The sphere of co-joint brand initiatives has a potential for development. Because in this way, they can retain to a great extent their identity and avoid spending too much money – for innovations or distribution networks in this specific example. From Amazon’s perspective, Starbucks offers crucial advantages that mather: popularity and developed locations network, trained personnel on-site, and a completely legitimate opportunity to enter the non-digital services without losing digital identity. 

For the brands, such type of co-initiative creates an opportunity to improve their supply chain and distribution. Now, in the pandemic frames, we see how critical it is to provide a key component or deliver your products on time. Let’s recall that Amazon is among the pioneers that headed up to logistics years ago with its investment in different transatlantic logistic and transport solutions. And this enhances the probability that that distribution decision will also prove beneficial for the brand and successful from a business perspective. 
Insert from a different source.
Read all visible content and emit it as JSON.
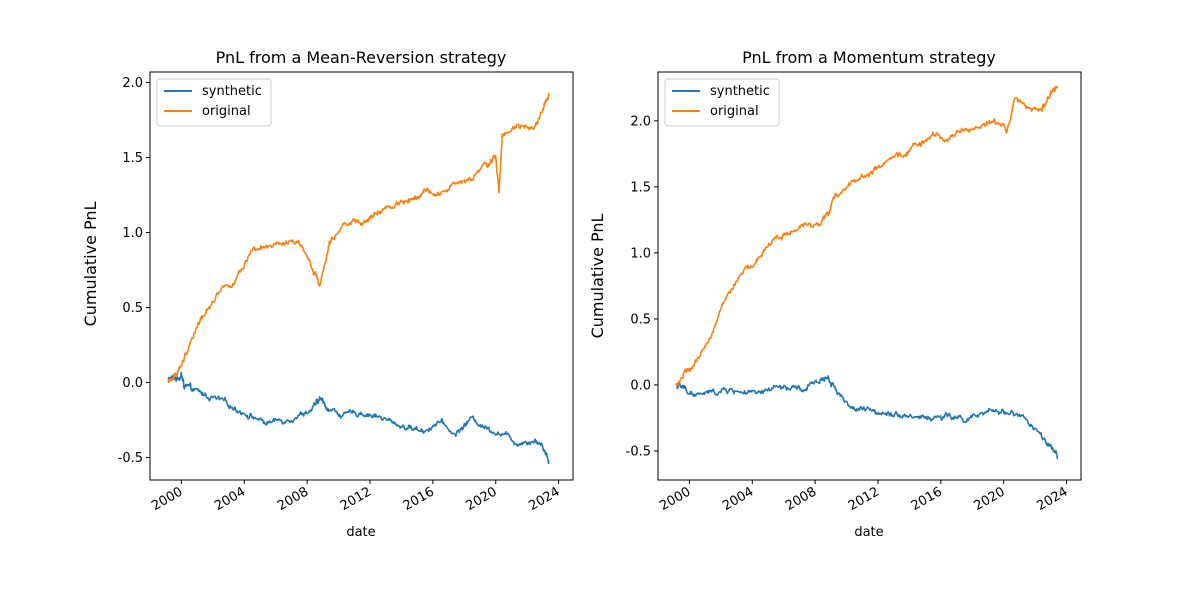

For all marketing, digital and business development professionals, the co-joint conceptual pickup cafes of Starbucks and Amazon Go can be leading examples in several aspects. The first aspect is the search for and application of innovative solutions – always from the customer point of view. Always solutions that make the process more comfortable, more effortless for the people. Not modern for the sake of it.  

The second one is the careful assessment of the added through the co-work knowledge and competencies. For example, Starbucks gains the digital skills of Amazon for cashierless buying, and Amazon gains the one-on-one customer service in physical stores. Meaning, both companies get or improve a value that is underdeveloped at the moment. 

The third aspect considers the cost reduction for the brand presence of both companies. Another added value, typical for these marketing solutions, is the brand knowledge expansion into connected categories. Meaning, additional areas in the competitions reference frame of their positioning.  

The fourth aspect relates to the increase of brand touchpoints for both companies. And, last but not least, that could be a viable additional source of income.